Work of 12 of 13 (Low score is dropped.)

The algorithms for single, complete, and average linkage are identical except for one computation. Describe the general hierarchical clustering algorithm and discuss how it is modified to accommodate single, complete, and average linkage.

Euclidean distances between the observed (D) and fitted (D^) distances can be used to assess the fit of hierarchical clustering algorithms. Explain two ways this is done and explain why average linkage will have a smaller overall distance than either single or complete linkage.

Explain how the k-means clustering algorithms works. Include a discussion of how the initial seed points are found.

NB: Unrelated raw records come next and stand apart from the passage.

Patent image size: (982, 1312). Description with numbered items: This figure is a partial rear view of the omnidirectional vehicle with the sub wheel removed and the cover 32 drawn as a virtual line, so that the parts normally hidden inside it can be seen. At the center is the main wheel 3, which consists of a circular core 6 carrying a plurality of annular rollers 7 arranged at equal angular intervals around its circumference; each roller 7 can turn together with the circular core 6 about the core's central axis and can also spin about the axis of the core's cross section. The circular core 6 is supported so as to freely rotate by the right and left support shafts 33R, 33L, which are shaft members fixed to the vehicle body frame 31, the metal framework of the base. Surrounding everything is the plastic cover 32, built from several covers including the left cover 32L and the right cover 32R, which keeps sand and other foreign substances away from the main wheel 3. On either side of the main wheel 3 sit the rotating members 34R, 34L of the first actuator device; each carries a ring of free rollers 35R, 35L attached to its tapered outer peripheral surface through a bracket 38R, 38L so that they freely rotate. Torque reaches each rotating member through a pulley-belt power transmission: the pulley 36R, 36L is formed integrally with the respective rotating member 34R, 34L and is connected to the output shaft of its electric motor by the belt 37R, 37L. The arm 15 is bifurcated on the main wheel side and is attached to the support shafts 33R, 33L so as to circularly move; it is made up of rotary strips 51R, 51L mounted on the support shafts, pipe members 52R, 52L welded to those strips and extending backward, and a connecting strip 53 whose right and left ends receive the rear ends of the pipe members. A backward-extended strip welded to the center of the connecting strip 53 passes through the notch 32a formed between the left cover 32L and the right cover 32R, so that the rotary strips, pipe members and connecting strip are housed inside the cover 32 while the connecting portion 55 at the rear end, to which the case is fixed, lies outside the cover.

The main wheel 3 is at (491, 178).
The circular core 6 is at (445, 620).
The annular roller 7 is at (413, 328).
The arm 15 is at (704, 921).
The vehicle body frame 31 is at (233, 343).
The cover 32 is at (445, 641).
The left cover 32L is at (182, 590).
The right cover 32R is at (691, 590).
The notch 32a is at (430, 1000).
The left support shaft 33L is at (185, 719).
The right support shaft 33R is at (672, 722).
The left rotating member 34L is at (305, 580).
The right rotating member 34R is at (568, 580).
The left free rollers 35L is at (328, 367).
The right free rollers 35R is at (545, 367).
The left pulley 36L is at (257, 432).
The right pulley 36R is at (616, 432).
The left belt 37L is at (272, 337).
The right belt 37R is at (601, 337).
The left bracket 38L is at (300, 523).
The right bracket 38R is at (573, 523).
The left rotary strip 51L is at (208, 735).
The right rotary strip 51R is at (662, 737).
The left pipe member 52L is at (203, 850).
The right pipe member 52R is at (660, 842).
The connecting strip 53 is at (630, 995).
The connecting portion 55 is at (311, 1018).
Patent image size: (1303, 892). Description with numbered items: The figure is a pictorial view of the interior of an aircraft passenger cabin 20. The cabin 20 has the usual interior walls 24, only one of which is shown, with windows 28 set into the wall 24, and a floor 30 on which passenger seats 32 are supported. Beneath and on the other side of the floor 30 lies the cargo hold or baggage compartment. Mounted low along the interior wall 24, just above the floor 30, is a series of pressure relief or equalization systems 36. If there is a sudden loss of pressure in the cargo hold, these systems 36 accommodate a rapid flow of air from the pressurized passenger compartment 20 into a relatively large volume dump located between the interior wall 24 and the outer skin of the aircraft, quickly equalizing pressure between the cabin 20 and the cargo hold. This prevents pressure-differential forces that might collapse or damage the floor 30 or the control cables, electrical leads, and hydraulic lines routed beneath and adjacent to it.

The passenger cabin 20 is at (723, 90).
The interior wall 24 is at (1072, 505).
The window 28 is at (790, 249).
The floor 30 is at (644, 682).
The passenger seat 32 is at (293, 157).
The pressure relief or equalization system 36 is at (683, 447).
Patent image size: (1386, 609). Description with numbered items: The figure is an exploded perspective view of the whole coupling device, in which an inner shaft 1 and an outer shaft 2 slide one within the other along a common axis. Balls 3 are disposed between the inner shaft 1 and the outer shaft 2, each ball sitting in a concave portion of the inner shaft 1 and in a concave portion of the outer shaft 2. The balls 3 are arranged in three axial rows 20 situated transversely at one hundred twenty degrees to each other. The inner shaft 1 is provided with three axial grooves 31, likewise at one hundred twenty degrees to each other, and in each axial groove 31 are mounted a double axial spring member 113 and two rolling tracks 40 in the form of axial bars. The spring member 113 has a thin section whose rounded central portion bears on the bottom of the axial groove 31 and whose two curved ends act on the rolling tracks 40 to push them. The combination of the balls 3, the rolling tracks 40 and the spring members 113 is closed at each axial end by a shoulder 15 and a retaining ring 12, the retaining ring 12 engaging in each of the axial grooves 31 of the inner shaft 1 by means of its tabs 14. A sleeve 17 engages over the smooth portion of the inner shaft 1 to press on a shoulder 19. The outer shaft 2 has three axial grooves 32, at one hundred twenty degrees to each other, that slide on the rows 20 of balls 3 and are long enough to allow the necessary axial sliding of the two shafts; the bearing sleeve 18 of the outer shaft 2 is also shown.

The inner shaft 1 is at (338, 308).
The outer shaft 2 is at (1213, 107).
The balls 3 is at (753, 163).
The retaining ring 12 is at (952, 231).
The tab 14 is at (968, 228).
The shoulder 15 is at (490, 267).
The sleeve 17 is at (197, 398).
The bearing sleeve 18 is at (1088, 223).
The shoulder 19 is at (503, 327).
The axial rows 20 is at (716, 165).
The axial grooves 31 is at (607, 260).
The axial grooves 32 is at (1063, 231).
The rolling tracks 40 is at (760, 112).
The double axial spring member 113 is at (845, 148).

What conditions must a correlation matrix satisfy? Explain.

Distinguish between using a=0 and a=1 in constructing the principal components biplot. Which is preferred? Why?

This questions concerns principal component analysis on the crime data.

Y <- crime[, 5:11]
crime.pca <- pca(Y)

Is the PCA above done on the correlation or covariance matrix? Explain.

Put R code here.

How many components would you keep? Are there any near singularities? Justify.

Put R code here.

How are the first two components interpreted?

Put R code here.

The Chi-square test of independence in a two-way contingency table is a function of the count residuals. Explain how these residuals are defined and how they are used in correspondence analysis. How does the biplot explain the relationships between the two factors which define the contingency table?

This question concerns discriminant analysis among normal, overt, chemical, and overt diabetics (CClass):

X <- diabetes[, c(1, 2, 4, 5, 6)]
y <- diabetes[, 8]
diabetes.disc <- disc(X, y)

Explain what diabetes.disc$A represents and why it is not adequate for interpreting discriminant variables?


##                   Disc1         Disc2

RelWeight -9.998330e-01  0.9999663983

GluFast    1.546412e-02 -0.0078063413

GluDiff   -9.229275e-03  0.0018740781

InsTest    7.501817e-05  0.0016313383

SSPG      -3.113892e-03 -0.0002996801

How does the following output assist in interpreting the discriminant variables?


##                Disc1      Disc2

RelWeight -0.1930123  0.5365964

GluFast   -0.8457606 -0.4396387

GluDiff   -0.9646649 -0.2247237

InsTest    0.1929697  0.8047175

SSPG      -0.8592626  0.1028040

What are the assumptions of the g-group discriminant problem? Explain how you would assess these assumptions using R.

Explain how testing is done to determine the number of significant discriminant dimensions.

The (p-t) independent collinearities among a group of p variables is invariant with respect to scale changes of these variables. Explain and justify.

Both classical multidimensional scaling and principal component analysis attempt to represent the n observations in a low-dimensional space. Explain how these representations differ. Be sure to include a discussion of what is optimized in each case.

Explain the algorithm for mapping n points into a low-dimensional space using non-metric MDS. Be sure to include a discussion on what is being optimized and how monotonicity is improved (ideally) at each step. Can you guarantee you have found the global minimum? Why or why not?